Cette classification se rapproche de celle faite par Hoffmann. Bien que claire et simple, elle présente ses limites du fait qu’elle ne classe pas les produits psychotropes récents et qu’elle ne tient pas compte du fait que l’effet peut varier selon la dose (Lequarre, 1996).
Classification de Delay et Deniker
En 1957, Delay (un psychiatre français) a élaboré avec son assistant Deniker une classification des drogues qui sera validée par le congrès mondial de psychiatrie en 1961(Velea, 2005).

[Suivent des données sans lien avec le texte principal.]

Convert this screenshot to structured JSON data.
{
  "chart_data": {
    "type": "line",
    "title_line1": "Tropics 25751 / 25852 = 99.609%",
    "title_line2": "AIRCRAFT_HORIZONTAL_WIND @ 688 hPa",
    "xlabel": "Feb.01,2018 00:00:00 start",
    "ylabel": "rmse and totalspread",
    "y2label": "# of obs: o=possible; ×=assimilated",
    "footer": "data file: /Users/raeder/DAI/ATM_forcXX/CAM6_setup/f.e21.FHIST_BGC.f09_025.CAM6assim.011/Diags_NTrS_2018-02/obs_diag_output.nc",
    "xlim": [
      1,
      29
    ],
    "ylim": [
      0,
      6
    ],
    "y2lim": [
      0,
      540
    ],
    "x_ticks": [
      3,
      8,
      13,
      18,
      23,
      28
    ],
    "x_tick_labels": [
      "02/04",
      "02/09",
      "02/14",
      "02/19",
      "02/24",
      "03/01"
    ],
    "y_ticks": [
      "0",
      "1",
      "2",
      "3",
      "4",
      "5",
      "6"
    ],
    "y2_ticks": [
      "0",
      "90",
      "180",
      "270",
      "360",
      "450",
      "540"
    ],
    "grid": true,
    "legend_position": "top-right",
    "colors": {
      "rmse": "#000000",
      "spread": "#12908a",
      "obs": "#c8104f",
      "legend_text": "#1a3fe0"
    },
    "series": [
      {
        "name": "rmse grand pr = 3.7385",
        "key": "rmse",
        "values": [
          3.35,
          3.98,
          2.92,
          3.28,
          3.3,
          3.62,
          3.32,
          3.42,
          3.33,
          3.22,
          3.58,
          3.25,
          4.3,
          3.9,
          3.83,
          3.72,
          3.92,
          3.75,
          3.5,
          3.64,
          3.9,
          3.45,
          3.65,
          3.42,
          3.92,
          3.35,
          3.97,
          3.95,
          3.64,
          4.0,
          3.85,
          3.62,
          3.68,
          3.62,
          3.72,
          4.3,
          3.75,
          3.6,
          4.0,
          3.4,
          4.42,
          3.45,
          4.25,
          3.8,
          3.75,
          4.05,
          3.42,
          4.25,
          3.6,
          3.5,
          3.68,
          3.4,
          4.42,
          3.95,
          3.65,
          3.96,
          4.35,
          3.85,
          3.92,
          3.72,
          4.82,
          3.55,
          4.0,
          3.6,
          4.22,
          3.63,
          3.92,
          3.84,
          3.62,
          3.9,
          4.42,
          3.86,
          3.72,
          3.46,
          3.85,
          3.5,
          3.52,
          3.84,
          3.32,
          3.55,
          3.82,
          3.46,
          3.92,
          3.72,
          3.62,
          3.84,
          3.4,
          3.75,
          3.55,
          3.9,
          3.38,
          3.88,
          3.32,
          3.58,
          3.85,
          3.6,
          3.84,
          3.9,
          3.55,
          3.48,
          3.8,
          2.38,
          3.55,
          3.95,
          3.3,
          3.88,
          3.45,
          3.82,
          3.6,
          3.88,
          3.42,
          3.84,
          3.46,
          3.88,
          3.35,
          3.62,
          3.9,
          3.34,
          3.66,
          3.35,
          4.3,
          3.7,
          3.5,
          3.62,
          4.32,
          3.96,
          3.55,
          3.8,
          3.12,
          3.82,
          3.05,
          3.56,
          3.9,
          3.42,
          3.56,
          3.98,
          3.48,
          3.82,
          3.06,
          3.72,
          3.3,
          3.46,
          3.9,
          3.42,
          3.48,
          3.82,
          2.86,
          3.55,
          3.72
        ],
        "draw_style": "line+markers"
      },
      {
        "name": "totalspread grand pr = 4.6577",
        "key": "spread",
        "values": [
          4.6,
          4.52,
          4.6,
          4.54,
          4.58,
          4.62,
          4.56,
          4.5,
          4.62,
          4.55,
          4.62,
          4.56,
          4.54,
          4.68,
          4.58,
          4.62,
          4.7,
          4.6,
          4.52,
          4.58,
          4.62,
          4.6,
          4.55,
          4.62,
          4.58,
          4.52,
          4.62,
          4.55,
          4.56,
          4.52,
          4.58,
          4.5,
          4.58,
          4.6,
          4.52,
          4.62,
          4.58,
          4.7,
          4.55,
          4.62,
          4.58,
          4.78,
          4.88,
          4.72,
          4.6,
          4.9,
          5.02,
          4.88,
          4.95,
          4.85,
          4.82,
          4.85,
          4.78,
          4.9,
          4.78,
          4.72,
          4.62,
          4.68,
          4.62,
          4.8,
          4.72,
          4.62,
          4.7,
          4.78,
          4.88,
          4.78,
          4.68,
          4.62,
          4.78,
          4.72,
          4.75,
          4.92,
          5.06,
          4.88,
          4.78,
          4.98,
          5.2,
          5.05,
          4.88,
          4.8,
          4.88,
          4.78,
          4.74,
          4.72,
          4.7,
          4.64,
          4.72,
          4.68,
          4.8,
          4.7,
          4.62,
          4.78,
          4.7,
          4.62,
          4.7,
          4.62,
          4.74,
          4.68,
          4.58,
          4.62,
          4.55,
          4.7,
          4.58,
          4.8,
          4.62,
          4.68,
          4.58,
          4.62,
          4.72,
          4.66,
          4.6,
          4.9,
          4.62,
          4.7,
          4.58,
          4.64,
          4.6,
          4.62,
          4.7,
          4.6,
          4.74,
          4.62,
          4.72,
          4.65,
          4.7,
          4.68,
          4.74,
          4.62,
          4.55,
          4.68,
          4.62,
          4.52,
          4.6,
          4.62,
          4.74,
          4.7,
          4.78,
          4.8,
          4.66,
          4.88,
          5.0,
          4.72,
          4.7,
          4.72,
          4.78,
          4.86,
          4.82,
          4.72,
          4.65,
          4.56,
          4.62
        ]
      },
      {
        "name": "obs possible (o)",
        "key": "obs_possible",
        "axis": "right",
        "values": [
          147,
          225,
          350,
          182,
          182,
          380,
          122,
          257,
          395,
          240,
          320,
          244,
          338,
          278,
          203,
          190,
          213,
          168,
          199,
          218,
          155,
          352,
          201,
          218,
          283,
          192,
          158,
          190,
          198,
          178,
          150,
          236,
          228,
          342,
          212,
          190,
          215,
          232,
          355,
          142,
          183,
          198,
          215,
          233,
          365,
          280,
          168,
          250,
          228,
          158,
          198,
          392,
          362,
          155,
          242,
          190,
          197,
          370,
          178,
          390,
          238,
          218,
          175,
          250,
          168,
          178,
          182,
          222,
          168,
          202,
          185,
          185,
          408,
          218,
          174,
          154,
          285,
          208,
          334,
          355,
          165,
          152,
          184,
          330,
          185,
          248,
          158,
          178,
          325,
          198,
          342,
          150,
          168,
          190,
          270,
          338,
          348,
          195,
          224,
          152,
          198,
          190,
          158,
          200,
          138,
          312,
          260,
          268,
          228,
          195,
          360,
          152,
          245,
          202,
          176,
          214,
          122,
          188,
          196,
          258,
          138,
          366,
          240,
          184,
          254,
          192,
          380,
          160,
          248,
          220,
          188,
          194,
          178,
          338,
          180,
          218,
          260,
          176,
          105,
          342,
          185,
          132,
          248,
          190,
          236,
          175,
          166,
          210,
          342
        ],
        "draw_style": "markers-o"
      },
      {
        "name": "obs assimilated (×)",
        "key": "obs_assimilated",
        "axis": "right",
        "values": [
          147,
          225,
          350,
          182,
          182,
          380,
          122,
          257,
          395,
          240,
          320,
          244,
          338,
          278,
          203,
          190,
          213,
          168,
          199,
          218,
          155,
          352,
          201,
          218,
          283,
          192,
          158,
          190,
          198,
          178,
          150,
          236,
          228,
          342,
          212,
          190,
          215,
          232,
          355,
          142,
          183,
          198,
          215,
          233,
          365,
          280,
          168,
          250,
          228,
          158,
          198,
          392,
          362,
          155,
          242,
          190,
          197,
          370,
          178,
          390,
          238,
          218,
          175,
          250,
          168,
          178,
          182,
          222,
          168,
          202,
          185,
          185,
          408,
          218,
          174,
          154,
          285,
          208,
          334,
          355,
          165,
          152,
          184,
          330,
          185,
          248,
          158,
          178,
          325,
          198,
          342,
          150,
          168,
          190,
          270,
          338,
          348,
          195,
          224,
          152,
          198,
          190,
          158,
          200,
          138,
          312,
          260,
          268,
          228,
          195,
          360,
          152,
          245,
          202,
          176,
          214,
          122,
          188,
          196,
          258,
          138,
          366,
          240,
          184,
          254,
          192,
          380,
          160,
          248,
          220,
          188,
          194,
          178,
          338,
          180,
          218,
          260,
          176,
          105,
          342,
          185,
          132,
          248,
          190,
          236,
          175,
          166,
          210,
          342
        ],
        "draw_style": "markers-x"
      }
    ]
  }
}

Cette classification distingue les substances psychotropes en fonction de leur activité sur le système nerveux central (SNC) on retrouve
➤ Les psycholeptiques ou sédatifs psychiques qui ralentissent l’activité du système nerveux et ont une action dépressive sur l’humeur. Ils comprennent d’abords les nooleptiques qui agissent en diminuant la vigilance on peut en citer les hypnotiques (les barbituriques), ensuite les thymoleptiques qui sont des médicaments ayant un effet dépresseur sur l’humeur exemple des neuroleptiques, puis les régulateurs de l’humeur tels que les sels de lithium et enfin les psycholeptiques qui sont des médicaments utilisés pour soigner les troubles bipolaires, ce sont les sédatifs, les antiépileptiques et les tranquillisants (Velea, 2005).
➤ Les psychoanaleptiques ou excitants psychiques accélèrent l’activité du système nerveux. On distingue les nooanaleptiques qui accroissent la formation et l’enchainement des idées (les amphétamines), puis les thymoanaleptiques qui soignent la dépression mentale( les antidépresseurs) et enfin les stimulants divers tels que le khat et la caféine (Velea, 2005)
➤ Les psychodysleptiques ou perturbateurs psychiques ils perturbent l’activité du système nerveux et comprennent les hallucinogènes ( la mescaline et le LSD), les stupéfiants (la morphine, l’héroïne, l’opium), l’alcool ainsi que les conduites additives(Jeu pathologique) (Velea, 2005).
Classification de Pelletier
En 1978, Pelletier reprend la classification de l’OMS et l’applique à l’ensemble des psychotropes juridiquement réglementés dans son rapport de la mission d’études sur l’ensemble des problèmes de la drogue. La classification se présente comme suit :
❖ Les dépresseurs du système nerveux central comme l’alcool, les hypnotiques (exemple du barbiturique), les tranquillisants (exemple des benzodiazépines), les neuroleptiques, et les analgésiques telles que les opiacés, la morphine, l’héroïne, les produits de synthèses (Nutt, 2007).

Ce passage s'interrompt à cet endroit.